7. When will we know the effective date of any repeal or repair? Until legislation is enacted that changes the mandate provisions, for example, individuals will still need to have coverage and ALEs will continue to have to offer coverage. In addition, ALEs and insurance providers need to maintain systems to issue Forms 1095-B and 1095-C due to the increased costs of not maintaining regular recordkeeping systems required to meet these reporting obligations.

8. Generally, insurance plans cover a calendar year. When will any new rules be effective? How will these dates coordinate with any changes to existing ACA rules?

9. If the NIIT is repealed, will individuals who regrouped their passive activities (per Reg. §1.469-11(b)(3)(iv)) be required to return to the original grouping? If yes, will guidance be provided regarding how to address issues of amended returns, loss adjustments such as due to disposition of an activity, and other issues?

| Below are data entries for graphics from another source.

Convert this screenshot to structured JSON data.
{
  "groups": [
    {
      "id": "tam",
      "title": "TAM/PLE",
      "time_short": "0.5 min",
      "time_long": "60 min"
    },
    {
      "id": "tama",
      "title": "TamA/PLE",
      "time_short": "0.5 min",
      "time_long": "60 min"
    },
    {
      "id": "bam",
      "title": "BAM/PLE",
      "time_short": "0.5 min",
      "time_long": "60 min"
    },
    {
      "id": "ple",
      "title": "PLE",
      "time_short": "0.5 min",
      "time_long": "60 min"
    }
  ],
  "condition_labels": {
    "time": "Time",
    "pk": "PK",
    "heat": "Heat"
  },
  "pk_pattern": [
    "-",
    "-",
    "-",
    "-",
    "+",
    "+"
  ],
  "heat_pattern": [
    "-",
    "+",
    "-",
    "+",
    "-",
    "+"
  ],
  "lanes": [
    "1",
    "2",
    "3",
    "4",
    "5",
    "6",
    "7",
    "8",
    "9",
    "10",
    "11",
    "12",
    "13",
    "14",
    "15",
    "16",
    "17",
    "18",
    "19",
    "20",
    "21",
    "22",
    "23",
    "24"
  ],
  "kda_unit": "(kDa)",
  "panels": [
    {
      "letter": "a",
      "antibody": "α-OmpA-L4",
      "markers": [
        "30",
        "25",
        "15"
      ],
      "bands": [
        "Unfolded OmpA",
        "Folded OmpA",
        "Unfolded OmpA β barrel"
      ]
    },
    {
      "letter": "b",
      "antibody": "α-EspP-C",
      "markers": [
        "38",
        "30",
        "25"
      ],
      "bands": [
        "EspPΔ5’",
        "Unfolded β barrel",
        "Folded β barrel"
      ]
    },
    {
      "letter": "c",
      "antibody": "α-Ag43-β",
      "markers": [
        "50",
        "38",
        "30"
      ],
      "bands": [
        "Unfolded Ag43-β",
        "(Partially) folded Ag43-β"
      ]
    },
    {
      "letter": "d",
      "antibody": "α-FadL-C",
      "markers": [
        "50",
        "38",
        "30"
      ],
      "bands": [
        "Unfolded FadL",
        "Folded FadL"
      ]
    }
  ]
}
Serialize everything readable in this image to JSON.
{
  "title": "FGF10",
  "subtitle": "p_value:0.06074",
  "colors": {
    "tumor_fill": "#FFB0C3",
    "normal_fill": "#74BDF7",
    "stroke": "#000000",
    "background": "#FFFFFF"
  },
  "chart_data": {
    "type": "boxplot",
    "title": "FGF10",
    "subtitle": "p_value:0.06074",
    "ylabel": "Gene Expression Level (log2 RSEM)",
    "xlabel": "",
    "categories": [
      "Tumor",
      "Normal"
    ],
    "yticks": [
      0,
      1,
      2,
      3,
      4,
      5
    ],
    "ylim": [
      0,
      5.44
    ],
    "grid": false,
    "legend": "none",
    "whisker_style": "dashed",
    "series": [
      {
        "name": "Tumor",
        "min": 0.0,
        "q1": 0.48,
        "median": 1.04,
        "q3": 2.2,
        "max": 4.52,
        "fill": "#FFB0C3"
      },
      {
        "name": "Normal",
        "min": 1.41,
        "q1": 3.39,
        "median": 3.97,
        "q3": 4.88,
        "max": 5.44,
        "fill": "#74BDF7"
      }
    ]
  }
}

10. Will legislation be enacted before some temporary regulations reach their three-year expiration date under §7805(e)? For example, TD 9683 on the PTC was issued July 24, 2014 (and expires in 2017, apparently with some provisions not yet finalized).

Looking forward

The ACA represents significant tax and non-tax provisions. Taxpayers and practitioners have devoted a great deal of time to learn about and comply with the ACA. Will repeal or replace involve yet more time, such as due to the need to change insurance plans or implement new recordkeeping or deal with transition rules and issues? Will the issues listed above be considered? We’ll see.